Das fiktive Szenario - ein Auto fährt unvermittelt in eine Menschenmenge - forderte die Einsatzkräfte von Beginn an. So trafen die Übungsteilnehmer auf rund 120 Statisten, die teils mit schweren Verletzungsbildern präpariert oder mit ermittlungsrelevanten Rollenanweisungen versehen waren.
Die rund 160 Übenden aus den Reihen von Polizei, Rettungsdienst und PSNV sorgten für die Bewältigung der komplexen Einsatzlage. Schwerpunkt war dabei sowohl der Umgang mit und die Behandlung von einer Vielzahl an Betroffenen durch den Rettungsdienst, sowie deren Übergabe in eine polizeiliche Betreuung mit Unterstützung der Psychosozialen Notfallversorgung und der Aufbau erfolgskritischer Einsatzstrukturen.
Der Polizeivizepräsident des Polizeipräsidiums Unterfranken, Holger Baumbach zog eine positive Bilanz: „Der Weg zur erfolgreichen Bewältigung von komplexen Lagen beginnt weit vor dem Einsatz.
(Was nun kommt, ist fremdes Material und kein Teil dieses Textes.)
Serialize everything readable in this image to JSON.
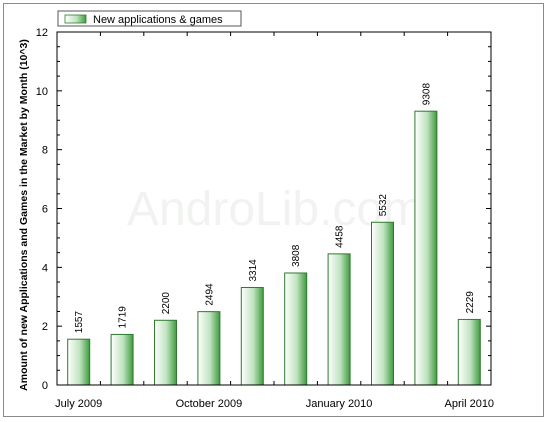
{
  "chart_data": {
    "type": "bar",
    "title": "",
    "xlabel": "",
    "ylabel": "Amount of new Applications and Games in the Market by Month (10^3)",
    "ylim": [
      0,
      12
    ],
    "yticks": [
      0,
      2,
      4,
      6,
      8,
      10,
      12
    ],
    "x_tick_labels": [
      {
        "index": 0,
        "label": "July 2009"
      },
      {
        "index": 3,
        "label": "October 2009"
      },
      {
        "index": 6,
        "label": "January 2010"
      },
      {
        "index": 9,
        "label": "April 2010"
      }
    ],
    "series": [
      {
        "name": "New applications & games",
        "values": [
          1557,
          1719,
          2200,
          2494,
          3314,
          3808,
          4458,
          5532,
          9308,
          2229
        ],
        "color": "#4caf50"
      }
    ],
    "bar_count": 10,
    "legend_placement": "top-left",
    "grid": false,
    "watermark": "AndroLib.com"
  }
}
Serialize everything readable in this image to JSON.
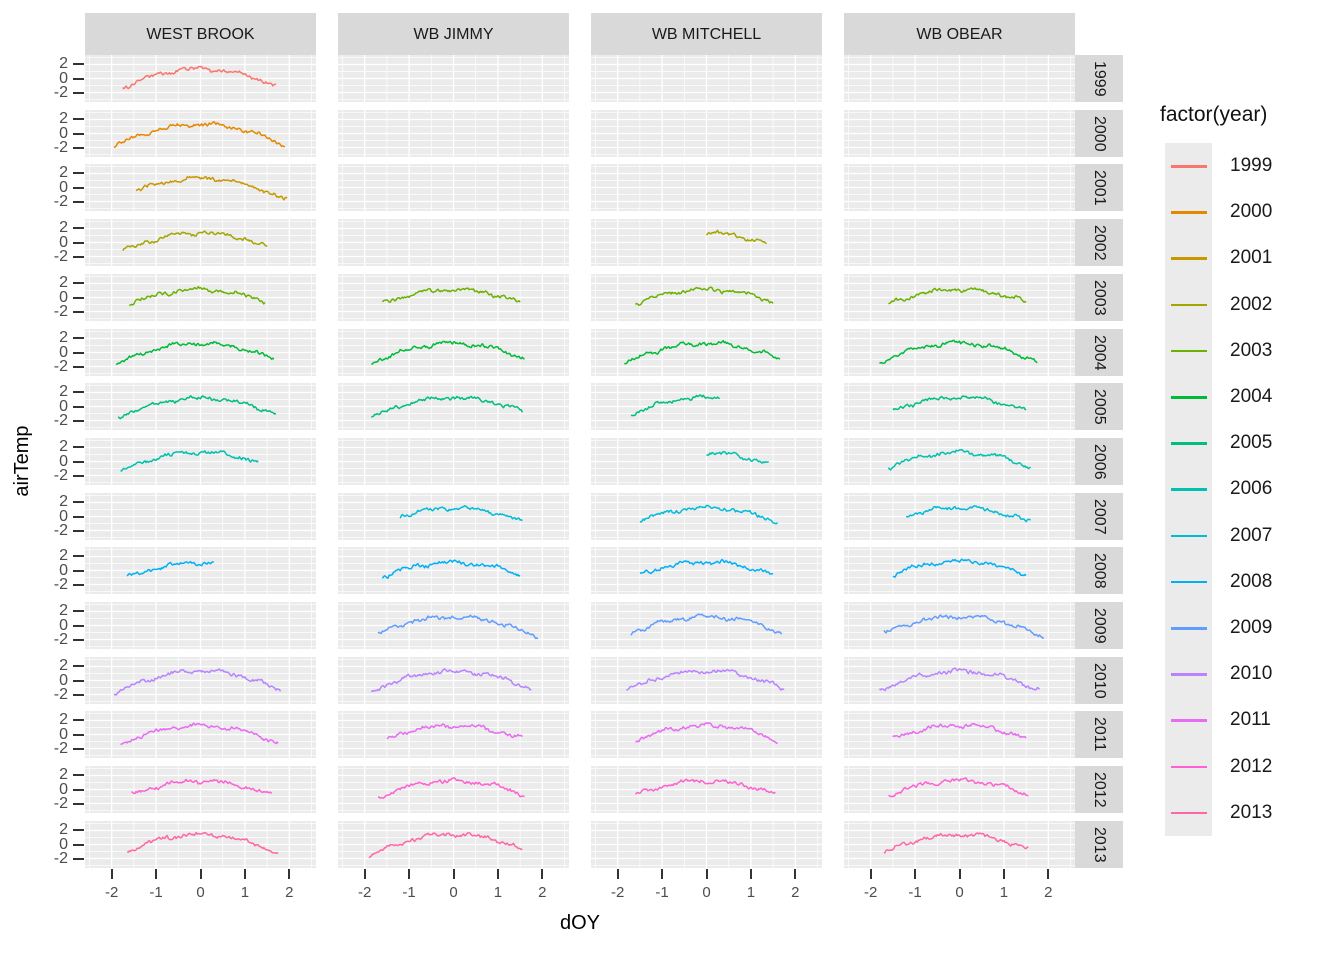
{
  "figure": {
    "y_axis_title": "airTemp",
    "x_axis_title": "dOY"
  },
  "chart_data": {
    "type": "line",
    "title": "",
    "description": "Faceted seasonal curves of standardized air temperature (airTemp) versus standardized day of year (dOY), facet_grid(site ~ year), one noisy arc-shaped daily series per panel.",
    "faceting": {
      "cols": [
        "WEST BROOK",
        "WB JIMMY",
        "WB MITCHELL",
        "WB OBEAR"
      ],
      "rows": [
        1999,
        2000,
        2001,
        2002,
        2003,
        2004,
        2005,
        2006,
        2007,
        2008,
        2009,
        2010,
        2011,
        2012,
        2013
      ]
    },
    "x": {
      "label": "dOY",
      "ticks": [
        -2,
        -1,
        0,
        1,
        2
      ],
      "minor_ticks": [
        -2.5,
        -1.5,
        -0.5,
        0.5,
        1.5,
        2.5
      ],
      "range": [
        -2.6,
        2.6
      ]
    },
    "y": {
      "label": "airTemp",
      "ticks": [
        2,
        0,
        -2
      ],
      "minor_ticks": [
        -3,
        -1,
        1,
        3
      ],
      "range": [
        -3.35,
        3.35
      ]
    },
    "grid": "on",
    "panel_background": "#ebebeb",
    "strip_background": "#d9d9d9",
    "legend": {
      "title": "factor(year)",
      "position": "right",
      "entries": [
        {
          "label": "1999",
          "color": "#F8766D"
        },
        {
          "label": "2000",
          "color": "#E58700"
        },
        {
          "label": "2001",
          "color": "#C99800"
        },
        {
          "label": "2002",
          "color": "#A3A500"
        },
        {
          "label": "2003",
          "color": "#6BB100"
        },
        {
          "label": "2004",
          "color": "#00BA38"
        },
        {
          "label": "2005",
          "color": "#00BF7D"
        },
        {
          "label": "2006",
          "color": "#00C0AF"
        },
        {
          "label": "2007",
          "color": "#00BCD8"
        },
        {
          "label": "2008",
          "color": "#00B0F6"
        },
        {
          "label": "2009",
          "color": "#619CFF"
        },
        {
          "label": "2010",
          "color": "#B983FF"
        },
        {
          "label": "2011",
          "color": "#E76BF3"
        },
        {
          "label": "2012",
          "color": "#FD61D1"
        },
        {
          "label": "2013",
          "color": "#FF67A4"
        }
      ]
    },
    "series_model": "Each panel's line is a noisy seasonal arc estimated from pixels: y = peak - k*x^2 + daily noise (~±0.3), k = (peak + 1.45)/3.24; x_start/x_end give the observed data extent per panel. Panels not listed have no data.",
    "series": [
      {
        "site": "WEST BROOK",
        "year": 1999,
        "x_start": -1.75,
        "x_end": 1.7,
        "peak": 1.35
      },
      {
        "site": "WEST BROOK",
        "year": 2000,
        "x_start": -1.95,
        "x_end": 1.9,
        "peak": 1.3
      },
      {
        "site": "WEST BROOK",
        "year": 2001,
        "x_start": -1.45,
        "x_end": 1.95,
        "peak": 1.3
      },
      {
        "site": "WEST BROOK",
        "year": 2002,
        "x_start": -1.75,
        "x_end": 1.5,
        "peak": 1.35
      },
      {
        "site": "WEST BROOK",
        "year": 2003,
        "x_start": -1.6,
        "x_end": 1.45,
        "peak": 1.1
      },
      {
        "site": "WEST BROOK",
        "year": 2004,
        "x_start": -1.9,
        "x_end": 1.65,
        "peak": 1.3
      },
      {
        "site": "WEST BROOK",
        "year": 2005,
        "x_start": -1.85,
        "x_end": 1.7,
        "peak": 1.2
      },
      {
        "site": "WEST BROOK",
        "year": 2006,
        "x_start": -1.8,
        "x_end": 1.3,
        "peak": 1.3
      },
      {
        "site": "WEST BROOK",
        "year": 2008,
        "x_start": -1.65,
        "x_end": 0.3,
        "peak": 1.1
      },
      {
        "site": "WEST BROOK",
        "year": 2010,
        "x_start": -1.95,
        "x_end": 1.8,
        "peak": 1.35
      },
      {
        "site": "WEST BROOK",
        "year": 2011,
        "x_start": -1.8,
        "x_end": 1.75,
        "peak": 1.25
      },
      {
        "site": "WEST BROOK",
        "year": 2012,
        "x_start": -1.55,
        "x_end": 1.6,
        "peak": 1.2
      },
      {
        "site": "WEST BROOK",
        "year": 2013,
        "x_start": -1.65,
        "x_end": 1.75,
        "peak": 1.45
      },
      {
        "site": "WB JIMMY",
        "year": 2003,
        "x_start": -1.6,
        "x_end": 1.5,
        "peak": 1.1
      },
      {
        "site": "WB JIMMY",
        "year": 2004,
        "x_start": -1.85,
        "x_end": 1.6,
        "peak": 1.3
      },
      {
        "site": "WB JIMMY",
        "year": 2005,
        "x_start": -1.85,
        "x_end": 1.55,
        "peak": 1.25
      },
      {
        "site": "WB JIMMY",
        "year": 2007,
        "x_start": -1.2,
        "x_end": 1.55,
        "peak": 1.2
      },
      {
        "site": "WB JIMMY",
        "year": 2008,
        "x_start": -1.6,
        "x_end": 1.5,
        "peak": 1.15
      },
      {
        "site": "WB JIMMY",
        "year": 2009,
        "x_start": -1.7,
        "x_end": 1.9,
        "peak": 1.2
      },
      {
        "site": "WB JIMMY",
        "year": 2010,
        "x_start": -1.85,
        "x_end": 1.75,
        "peak": 1.3
      },
      {
        "site": "WB JIMMY",
        "year": 2011,
        "x_start": -1.5,
        "x_end": 1.55,
        "peak": 1.3
      },
      {
        "site": "WB JIMMY",
        "year": 2012,
        "x_start": -1.7,
        "x_end": 1.6,
        "peak": 1.25
      },
      {
        "site": "WB JIMMY",
        "year": 2013,
        "x_start": -1.9,
        "x_end": 1.55,
        "peak": 1.45
      },
      {
        "site": "WB MITCHELL",
        "year": 2002,
        "x_start": 0.0,
        "x_end": 1.35,
        "peak": 1.35
      },
      {
        "site": "WB MITCHELL",
        "year": 2003,
        "x_start": -1.6,
        "x_end": 1.5,
        "peak": 1.15
      },
      {
        "site": "WB MITCHELL",
        "year": 2004,
        "x_start": -1.85,
        "x_end": 1.65,
        "peak": 1.3
      },
      {
        "site": "WB MITCHELL",
        "year": 2005,
        "x_start": -1.7,
        "x_end": 0.3,
        "peak": 1.3
      },
      {
        "site": "WB MITCHELL",
        "year": 2006,
        "x_start": 0.0,
        "x_end": 1.4,
        "peak": 1.2
      },
      {
        "site": "WB MITCHELL",
        "year": 2007,
        "x_start": -1.5,
        "x_end": 1.6,
        "peak": 1.25
      },
      {
        "site": "WB MITCHELL",
        "year": 2008,
        "x_start": -1.5,
        "x_end": 1.5,
        "peak": 1.2
      },
      {
        "site": "WB MITCHELL",
        "year": 2009,
        "x_start": -1.7,
        "x_end": 1.7,
        "peak": 1.25
      },
      {
        "site": "WB MITCHELL",
        "year": 2010,
        "x_start": -1.8,
        "x_end": 1.75,
        "peak": 1.35
      },
      {
        "site": "WB MITCHELL",
        "year": 2011,
        "x_start": -1.6,
        "x_end": 1.6,
        "peak": 1.3
      },
      {
        "site": "WB MITCHELL",
        "year": 2012,
        "x_start": -1.6,
        "x_end": 1.55,
        "peak": 1.25
      },
      {
        "site": "WB OBEAR",
        "year": 2003,
        "x_start": -1.6,
        "x_end": 1.5,
        "peak": 1.1
      },
      {
        "site": "WB OBEAR",
        "year": 2004,
        "x_start": -1.8,
        "x_end": 1.75,
        "peak": 1.3
      },
      {
        "site": "WB OBEAR",
        "year": 2005,
        "x_start": -1.5,
        "x_end": 1.5,
        "peak": 1.3
      },
      {
        "site": "WB OBEAR",
        "year": 2006,
        "x_start": -1.6,
        "x_end": 1.6,
        "peak": 1.3
      },
      {
        "site": "WB OBEAR",
        "year": 2007,
        "x_start": -1.2,
        "x_end": 1.6,
        "peak": 1.25
      },
      {
        "site": "WB OBEAR",
        "year": 2008,
        "x_start": -1.5,
        "x_end": 1.5,
        "peak": 1.3
      },
      {
        "site": "WB OBEAR",
        "year": 2009,
        "x_start": -1.7,
        "x_end": 1.9,
        "peak": 1.3
      },
      {
        "site": "WB OBEAR",
        "year": 2010,
        "x_start": -1.8,
        "x_end": 1.8,
        "peak": 1.3
      },
      {
        "site": "WB OBEAR",
        "year": 2011,
        "x_start": -1.5,
        "x_end": 1.5,
        "peak": 1.3
      },
      {
        "site": "WB OBEAR",
        "year": 2012,
        "x_start": -1.6,
        "x_end": 1.55,
        "peak": 1.25
      },
      {
        "site": "WB OBEAR",
        "year": 2013,
        "x_start": -1.7,
        "x_end": 1.55,
        "peak": 1.4
      }
    ]
  }
}
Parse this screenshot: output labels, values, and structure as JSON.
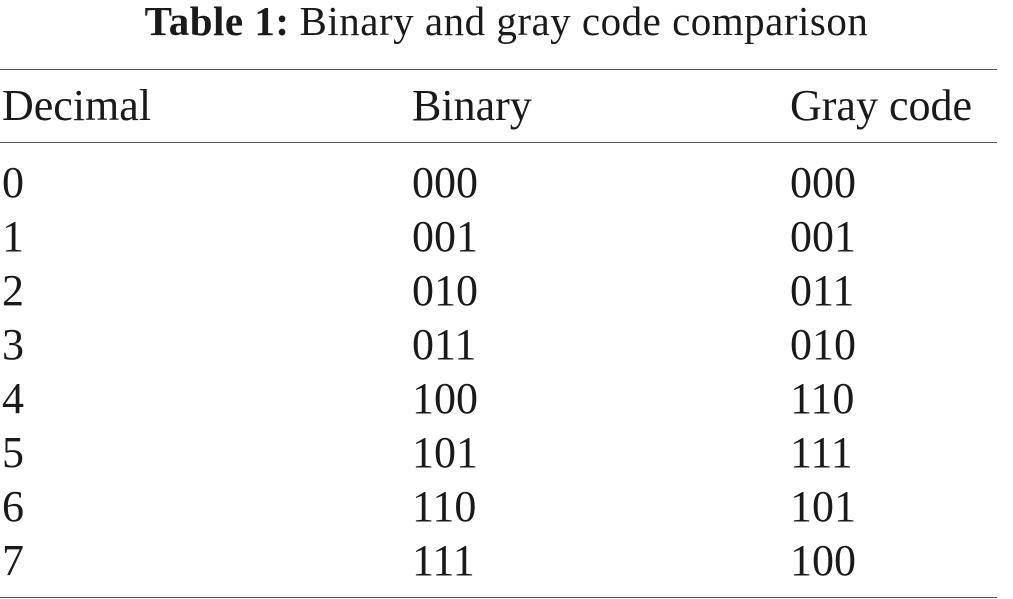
{
  "table": {
    "caption_label": "Table 1:",
    "caption_text": "Binary and gray code comparison",
    "headers": [
      "Decimal",
      "Binary",
      "Gray code"
    ],
    "rows": [
      [
        "0",
        "000",
        "000"
      ],
      [
        "1",
        "001",
        "001"
      ],
      [
        "2",
        "010",
        "011"
      ],
      [
        "3",
        "011",
        "010"
      ],
      [
        "4",
        "100",
        "110"
      ],
      [
        "5",
        "101",
        "111"
      ],
      [
        "6",
        "110",
        "101"
      ],
      [
        "7",
        "111",
        "100"
      ]
    ]
  }
}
Er beginnt mit Begegnungen, fachlichem Austausch und gemeinsamem Training. Mit den Erkenntnissen aus der Übung können wir den gemeinsamen Erfahrungsschatz weiter anreichern, um auch künftig die bestmögliche Sicherheit für die Menschen in der Region zu gewährleisten!"
An der Übung waren auch mehrere Einsatzkräfte der PSNV des BRK-Kreisverbandes Haßberge beteiligt, wobei Dr. Sven Skaberna als Leiter PSNV und Kerstin Skaberna als Fachberaterin fungierten. Gemeinsam mit der Polizei kümmerten sie sich an einer Betreuungsstelle um Unverletzte, Leichtverletzte und deren Angehörigen, ebenso um Einsatzkräfte. Zudem unterstützen die ehrenamtlichen Helferinnen und Helfer die Polizei bei der Überbringung von Todesnachrichten.
Insgesamt stellte die PSNV mit Unterstützung von Kolleginnen und Kollegen aus den BRK-Kreisverbänden Schweinfurt, Kitzingen, Rhön-Grabfeld, Aschaffenburg, Miltenberg und Würzburg während der Übung drei PSNV-Schnelleinsatzgruppen. „Wir sind stolz darauf, Teil dieser Übung gewesen zu sein“, sagt Kerstin Skaberna. So habe man einerseits die kreisverbandsübergreifende Zusammenarbeit auf unterfränkischer Ebene mit benachbarten PSNV-Einheiten üben können, zudem die enge Zusammenarbeit mit der Polizei, mit der man auch im Alltag bei entsprechenden Einsatzlagen und der Überbringung von Todesnachrichten eng zusammenarbeite. Der Einsatz der PSNV-Kräfte wurde im Vorfeld von Dr. Sven Skaberna gemeinsam mit Kollegin Tina Windberg (BRK-Kreisverband Bad Kissingen) organisiert.